Clustering
A cluster is a group of related items and similar data points together. Clustering is the process of making clusters from a given data set. This may sound similar to the classification, but clustering is done on unlabelled dataset, not on labelled dataset. Clustering algorithm is used on unsupervised learning model. It defines the similarity measures based on distance of the data points using metrics like Euclidean distance. Clustering is done not only for segmentation, but also for removing the outliers and noisy data.
While doing clustering analysis, we first partition the data points into different groups and then assign the label to the groups, unlike classification where labels are pre-defined.

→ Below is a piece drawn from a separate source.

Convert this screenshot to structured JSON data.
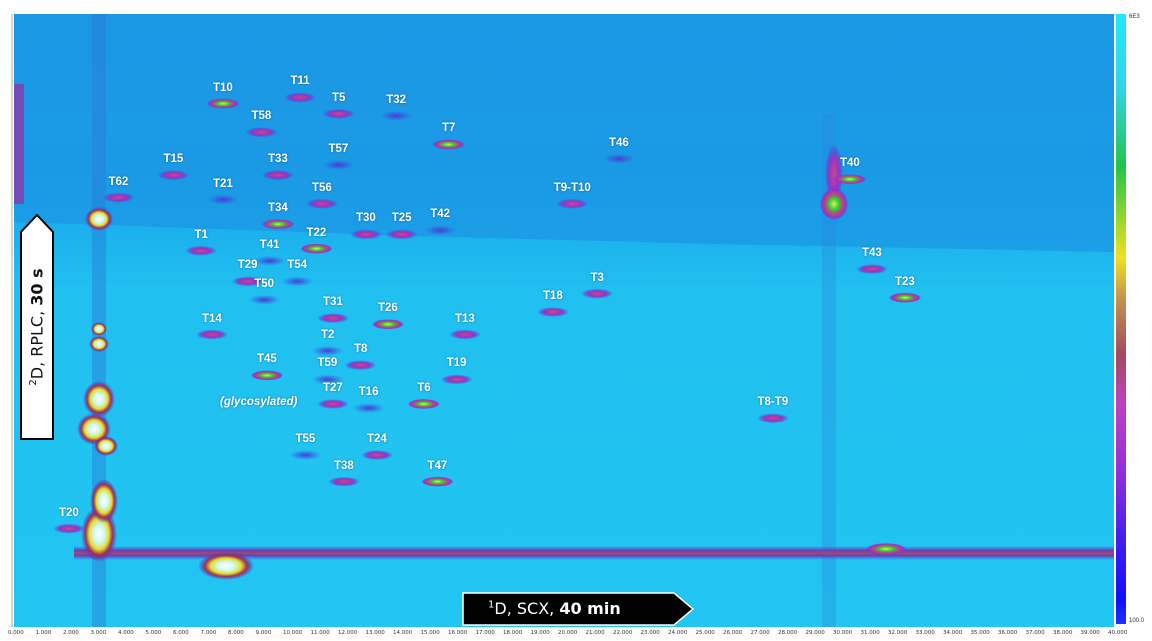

It helps the user to get better insights from the natural grouping of the data points without any pre-defined labels.
Clustering methods
1. Partitioning method
Partitioning method is a method to partition or divide the data points into certain no. of clusters, where k is used to represent the number of the clusters. This method of clustering is simple and efficient, but it requires the no. of the clusters to be pre-determined. Some widely used partitioning clustering methods are k-means, k-medoids, etc
- K-means
K-means is a method to partition the data into K no. of clusters by assigning each data point to the nearest cluster centre (centroid). This algorithm iteratively updates the cluster centre to minimize the distance between the data points and the assigned cluster centre. This method is efficient, scalable and easy to implement, but can be sensitive to the outliers and the initial choice of the cluster centres. - K-medoids
K-medoids is a method to partition the data into K no. of clusters similar to K-means, except that it uses actual data points (medoids) as cluster centre instead of centroids. It is more robust to outliers than K-means, but more computationally expensive than K-means.
2. Hierarchical clustering
It is a method of generating the clusters by building the hierarchy of the clusters starting with individual data points as cluster and either merging or splitting them. Unlike partitioning methods, this method doesn’t require the pre-determined no. of clusters but can be more computationally expensive. It has two types: agglomerative (bottom-up) and divisive (top-down) methods.
- Agglomerative clustering
It is a type of hierarchical clustering that starts with each data point as a separate cluster and merges the closest cluster to get a final single cluster. - Divisive Clustering
It is a type of hierarchical clustering that starts with a single big cluster and recursively splits the cluster into smaller ones until every single data point becomes a separate cluster.